TäschligateSchweiz Tourismus: «Unser Tweet war dumm»

Tourismus-Chef Jürg Schmid gibt sich selbstkritisch: Die Reaktion auf «Täschligate» sei völlig überstürzt und schlichtweg dumm gewesen. Markenexperten nehmen die Organisation hingegen in Schutz.

von
ram

Kaum war der Fall Oprah Winfrey im In- und Ausland bekannt geworden, schon entschuldigte sich eine Mitarbeiterin von Schweiz Tourismus via Twitter bei der US-Talkmasterin: «Wir schäumen vor Wut, diese Person hat sich dermassen falsch verhalten.»

Nun entschuldigt sich wiederum Jürg Schmid, Direktor der Organisation, für den Tweet – und zwar mit ungewohnt deutlichen Worten. «Wir haben uns zu einem Thema geäussert, das uns nichts angeht», so der 50-Jährige im «Sonntagsblick». Zudem sei auch die Tonalität des Kommentars daneben gewesen. «Unser Tweet war falsch und schlichtweg dumm.» Die Angestellte habe in der Hitze des Gefechts kopflos agiert.

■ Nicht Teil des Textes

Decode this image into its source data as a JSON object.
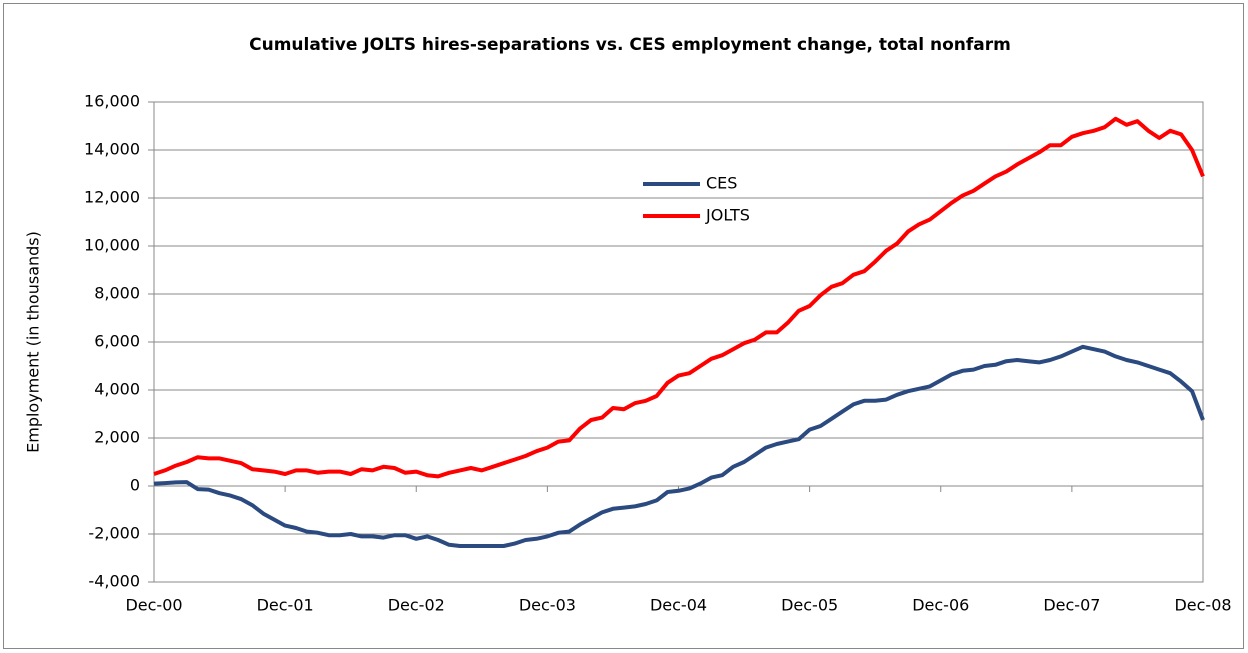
{
  "chart_data": {
    "type": "line",
    "title": "Cumulative JOLTS hires-separations vs. CES employment change, total nonfarm",
    "y_label": "Employment (in thousands)",
    "categories": [
      "Dec-00",
      null,
      null,
      null,
      null,
      null,
      null,
      null,
      null,
      null,
      null,
      null,
      "Dec-01",
      null,
      null,
      null,
      null,
      null,
      null,
      null,
      null,
      null,
      null,
      null,
      "Dec-02",
      null,
      null,
      null,
      null,
      null,
      null,
      null,
      null,
      null,
      null,
      null,
      "Dec-03",
      null,
      null,
      null,
      null,
      null,
      null,
      null,
      null,
      null,
      null,
      null,
      "Dec-04",
      null,
      null,
      null,
      null,
      null,
      null,
      null,
      null,
      null,
      null,
      null,
      "Dec-05",
      null,
      null,
      null,
      null,
      null,
      null,
      null,
      null,
      null,
      null,
      null,
      "Dec-06",
      null,
      null,
      null,
      null,
      null,
      null,
      null,
      null,
      null,
      null,
      null,
      "Dec-07",
      null,
      null,
      null,
      null,
      null,
      null,
      null,
      null,
      null,
      null,
      null,
      "Dec-08"
    ],
    "series": [
      {
        "name": "CES",
        "color": "#2a4a80",
        "values": [
          100,
          120,
          150,
          160,
          -130,
          -150,
          -300,
          -400,
          -550,
          -800,
          -1150,
          -1400,
          -1650,
          -1750,
          -1900,
          -1950,
          -2050,
          -2050,
          -2000,
          -2100,
          -2100,
          -2150,
          -2050,
          -2050,
          -2200,
          -2100,
          -2250,
          -2450,
          -2500,
          -2500,
          -2500,
          -2500,
          -2500,
          -2400,
          -2250,
          -2200,
          -2100,
          -1950,
          -1900,
          -1600,
          -1350,
          -1100,
          -950,
          -900,
          -850,
          -750,
          -600,
          -250,
          -200,
          -100,
          100,
          350,
          450,
          800,
          1000,
          1300,
          1600,
          1750,
          1850,
          1950,
          2350,
          2500,
          2800,
          3100,
          3400,
          3550,
          3550,
          3600,
          3800,
          3950,
          4050,
          4150,
          4400,
          4650,
          4800,
          4850,
          5000,
          5050,
          5200,
          5250,
          5200,
          5150,
          5250,
          5400,
          5600,
          5800,
          5700,
          5600,
          5400,
          5250,
          5150,
          5000,
          4850,
          4700,
          4350,
          3950,
          2750
        ]
      },
      {
        "name": "JOLTS",
        "color": "#ff0000",
        "values": [
          500,
          650,
          850,
          1000,
          1200,
          1150,
          1150,
          1050,
          950,
          700,
          650,
          600,
          500,
          650,
          650,
          550,
          600,
          600,
          500,
          700,
          650,
          800,
          750,
          550,
          600,
          450,
          400,
          550,
          650,
          750,
          650,
          800,
          950,
          1100,
          1250,
          1450,
          1600,
          1850,
          1900,
          2400,
          2750,
          2850,
          3250,
          3200,
          3450,
          3550,
          3750,
          4300,
          4600,
          4700,
          5000,
          5300,
          5450,
          5700,
          5950,
          6100,
          6400,
          6400,
          6800,
          7300,
          7500,
          7950,
          8300,
          8450,
          8800,
          8950,
          9350,
          9800,
          10100,
          10600,
          10900,
          11100,
          11450,
          11800,
          12100,
          12300,
          12600,
          12900,
          13100,
          13400,
          13650,
          13900,
          14200,
          14200,
          14550,
          14700,
          14800,
          14950,
          15300,
          15050,
          15200,
          14800,
          14500,
          14800,
          14650,
          14000,
          12900
        ]
      }
    ],
    "ylim": [
      -4000,
      16000
    ],
    "yticks": [
      {
        "value": -4000,
        "label": "-4,000"
      },
      {
        "value": -2000,
        "label": "-2,000"
      },
      0,
      {
        "value": 2000,
        "label": "2,000"
      },
      {
        "value": 4000,
        "label": "4,000"
      },
      {
        "value": 6000,
        "label": "6,000"
      },
      {
        "value": 8000,
        "label": "8,000"
      },
      {
        "value": 10000,
        "label": "10,000"
      },
      {
        "value": 12000,
        "label": "12,000"
      },
      {
        "value": 14000,
        "label": "14,000"
      },
      {
        "value": 16000,
        "label": "16,000"
      }
    ],
    "grid": true
  }
}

Ganz anders sieht dies der Markenspezialist Roland Bernhard, der Unternehmen in ihrer Digitalstrategie berät. «Schweiz Tourismus hat mit ihrem Tweet aus der Hüfte geschossen und damit intuitiv das Richtige getan», sagt er in der «NZZ am Sonntag». «Gerade in den USA gilt: Wer seine Marke schützen will, muss sich sofort entschuldigen.» In einer zweiten Reaktion könne man dann immer noch sachlich argumentieren, zum Beispiel ein Missverständnis geltend machen oder Fakten richtigstellen.